Now there are certain jobs where a landline is still going to be useful. But if a conservative thirty percent of staff in a company can change to using mobile phones, then the IP Telephony market is basically over. And once that change takes place, those users aren’t coming back. Once a market goes into decline, it’s not a fun place to be (for example, working in mainframes isn’t exactly a hot business. It’s a good career but would you choose to train and advance your career in IBM zOS if you have a choice ….no, didn’t think so).
And thats why I’m not studying Cisco Voice.
And so to the rise of Jabber….and presence
The direction of the PBX is clear however, as a presence server. That is, a system that can track whether you are online and ‘present’ to receive a communication. That communication might be a teleconference, or voice call and it will hold your messages such as email, chat, text or even voicemail until you are ready to receive them.
Of course, Microsoft is already doing this with Office Communicator when it’s installed in combination with Exchange Server. You can choose to chat, message, IP Voice call or teleconference to someone else with Office Communicator. Exchange provides the status updates as to whether they are available, and and address book, and so on.
And again, if you are choosing to train in IP Voice, I think it would be investing time into a skill set that would rapidly be obsolete. The next generation of presence technologies is already here. Cisco bought Jabber in late 2008 to provide this capability ((although I not sure whether this software has been into Unified Communications Server)).
Cisco is also adding Presence functions to it’s products including Jabber Messaging, Videoconferencing and Email Servers (hosted IronPort services is just the start of this changeover) but will these services be extended to the mobile phone ? I can’t make that call, the future is too uncertain. Telco’s still believe that they own their networks and they don’t want Cisco or Microsoft stealing their voice revenue and dumbing down their pipes. Since Cisco and Microsoft rely on Telco / Service Providers for significant chunk of futures and revenue (especially Cisco), they aren’t going to attack this market anytime soon.
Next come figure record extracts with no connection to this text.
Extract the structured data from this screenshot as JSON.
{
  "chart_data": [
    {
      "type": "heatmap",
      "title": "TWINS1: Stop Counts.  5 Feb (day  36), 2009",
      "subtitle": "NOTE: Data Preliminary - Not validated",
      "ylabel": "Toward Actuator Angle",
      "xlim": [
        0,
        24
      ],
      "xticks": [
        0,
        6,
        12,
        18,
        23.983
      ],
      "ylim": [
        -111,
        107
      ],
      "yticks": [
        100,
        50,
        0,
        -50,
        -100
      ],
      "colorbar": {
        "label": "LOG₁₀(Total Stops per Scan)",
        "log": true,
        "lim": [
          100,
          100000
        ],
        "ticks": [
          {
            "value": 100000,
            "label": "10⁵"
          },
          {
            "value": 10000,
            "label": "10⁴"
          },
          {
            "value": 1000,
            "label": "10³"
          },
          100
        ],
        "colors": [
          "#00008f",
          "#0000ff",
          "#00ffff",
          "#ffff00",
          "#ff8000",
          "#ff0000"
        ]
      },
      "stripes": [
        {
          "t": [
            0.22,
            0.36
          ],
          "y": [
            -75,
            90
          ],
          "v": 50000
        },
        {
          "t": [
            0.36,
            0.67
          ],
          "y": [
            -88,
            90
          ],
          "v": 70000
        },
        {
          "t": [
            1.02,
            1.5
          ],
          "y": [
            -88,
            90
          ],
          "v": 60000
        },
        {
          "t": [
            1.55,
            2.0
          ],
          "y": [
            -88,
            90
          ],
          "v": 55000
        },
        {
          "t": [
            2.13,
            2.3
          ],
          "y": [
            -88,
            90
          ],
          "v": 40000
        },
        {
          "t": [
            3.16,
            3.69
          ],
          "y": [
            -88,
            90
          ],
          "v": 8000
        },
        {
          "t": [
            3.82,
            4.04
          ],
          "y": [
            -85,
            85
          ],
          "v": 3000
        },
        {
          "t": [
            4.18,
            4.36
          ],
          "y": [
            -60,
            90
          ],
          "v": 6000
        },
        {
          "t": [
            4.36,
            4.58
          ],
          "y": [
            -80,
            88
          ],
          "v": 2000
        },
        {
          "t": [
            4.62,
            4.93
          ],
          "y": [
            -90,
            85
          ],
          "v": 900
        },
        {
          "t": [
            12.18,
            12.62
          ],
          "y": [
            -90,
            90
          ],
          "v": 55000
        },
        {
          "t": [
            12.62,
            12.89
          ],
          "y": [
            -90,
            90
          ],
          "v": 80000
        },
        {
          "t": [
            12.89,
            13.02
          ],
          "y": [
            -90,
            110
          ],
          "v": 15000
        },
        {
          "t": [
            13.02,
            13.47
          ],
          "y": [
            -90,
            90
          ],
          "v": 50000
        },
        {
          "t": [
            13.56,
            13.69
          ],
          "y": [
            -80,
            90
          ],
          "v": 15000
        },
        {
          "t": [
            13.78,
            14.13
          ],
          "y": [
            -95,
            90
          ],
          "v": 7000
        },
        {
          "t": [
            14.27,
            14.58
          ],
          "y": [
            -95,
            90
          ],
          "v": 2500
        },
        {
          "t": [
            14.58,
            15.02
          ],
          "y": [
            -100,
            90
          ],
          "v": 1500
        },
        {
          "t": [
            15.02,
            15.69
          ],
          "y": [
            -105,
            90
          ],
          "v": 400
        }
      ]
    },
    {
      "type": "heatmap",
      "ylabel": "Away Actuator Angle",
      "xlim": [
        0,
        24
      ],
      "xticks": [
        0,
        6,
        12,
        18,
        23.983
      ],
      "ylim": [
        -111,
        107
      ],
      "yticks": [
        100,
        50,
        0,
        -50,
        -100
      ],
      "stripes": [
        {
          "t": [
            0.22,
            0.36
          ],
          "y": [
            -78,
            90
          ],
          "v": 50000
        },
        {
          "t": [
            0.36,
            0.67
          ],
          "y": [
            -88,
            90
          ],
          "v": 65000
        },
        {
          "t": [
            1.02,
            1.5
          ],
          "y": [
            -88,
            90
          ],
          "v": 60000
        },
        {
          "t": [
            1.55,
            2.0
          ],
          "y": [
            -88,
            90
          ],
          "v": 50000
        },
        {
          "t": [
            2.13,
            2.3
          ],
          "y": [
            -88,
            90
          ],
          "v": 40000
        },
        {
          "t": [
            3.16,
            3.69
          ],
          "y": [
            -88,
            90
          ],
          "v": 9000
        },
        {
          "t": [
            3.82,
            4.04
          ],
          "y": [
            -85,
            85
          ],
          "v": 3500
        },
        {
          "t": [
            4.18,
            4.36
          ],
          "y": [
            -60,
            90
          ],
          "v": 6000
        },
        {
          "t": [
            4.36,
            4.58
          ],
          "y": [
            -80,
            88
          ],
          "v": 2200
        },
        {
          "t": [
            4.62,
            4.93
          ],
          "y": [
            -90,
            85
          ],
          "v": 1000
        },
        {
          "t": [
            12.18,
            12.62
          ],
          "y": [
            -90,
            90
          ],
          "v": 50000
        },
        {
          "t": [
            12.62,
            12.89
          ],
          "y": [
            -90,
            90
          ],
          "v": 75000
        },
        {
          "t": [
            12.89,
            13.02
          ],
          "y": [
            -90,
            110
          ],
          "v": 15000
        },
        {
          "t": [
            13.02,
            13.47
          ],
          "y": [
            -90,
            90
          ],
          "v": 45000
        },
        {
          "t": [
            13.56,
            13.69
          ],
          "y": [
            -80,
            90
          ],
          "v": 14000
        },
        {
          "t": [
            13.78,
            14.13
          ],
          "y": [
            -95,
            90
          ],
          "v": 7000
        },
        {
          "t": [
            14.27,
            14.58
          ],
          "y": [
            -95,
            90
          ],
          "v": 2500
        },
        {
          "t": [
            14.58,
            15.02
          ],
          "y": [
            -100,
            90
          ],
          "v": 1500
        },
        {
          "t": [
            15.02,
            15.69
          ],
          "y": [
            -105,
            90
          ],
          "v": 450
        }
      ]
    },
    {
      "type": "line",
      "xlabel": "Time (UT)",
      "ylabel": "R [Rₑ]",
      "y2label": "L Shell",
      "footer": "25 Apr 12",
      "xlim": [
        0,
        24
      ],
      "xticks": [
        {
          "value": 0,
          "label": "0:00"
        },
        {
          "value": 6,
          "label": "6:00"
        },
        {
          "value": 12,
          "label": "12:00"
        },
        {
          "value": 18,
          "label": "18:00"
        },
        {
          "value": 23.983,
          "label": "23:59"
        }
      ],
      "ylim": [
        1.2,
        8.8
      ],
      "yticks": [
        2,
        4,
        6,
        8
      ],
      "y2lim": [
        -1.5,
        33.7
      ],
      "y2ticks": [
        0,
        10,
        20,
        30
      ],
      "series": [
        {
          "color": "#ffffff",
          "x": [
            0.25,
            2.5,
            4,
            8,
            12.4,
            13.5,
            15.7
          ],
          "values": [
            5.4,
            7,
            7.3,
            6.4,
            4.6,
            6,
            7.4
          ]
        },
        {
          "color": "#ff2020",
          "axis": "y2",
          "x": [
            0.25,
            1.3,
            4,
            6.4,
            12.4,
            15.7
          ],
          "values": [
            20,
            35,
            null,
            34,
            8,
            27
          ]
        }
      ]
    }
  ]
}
In the long term, these presence functions will probably be integrated with Smartphones using some sort of application. The idea of just making voice calls using some sort of desktop appliance that is fixed to one place will seem quaint and old fashioned.
Skills can transferred and updated
I’m sure that any skills you learn in Voice will be valuable in the new game. QoS and Microsoft skills are key parts of the Cisco Telephony platform in any case, Networking skills are almost incidental. But how much time do you really want to spend developing new knowledge ? It’s an enormous job keeping up with that much change. Not impossible, just very difficult. If you take a break, then you can easily lose your edge.
Good luck to you if you make that choice, it’s yours to make. I can’t see that there is a strong future in Enterprise IP Voice and I would surely think twice before heading down that study path.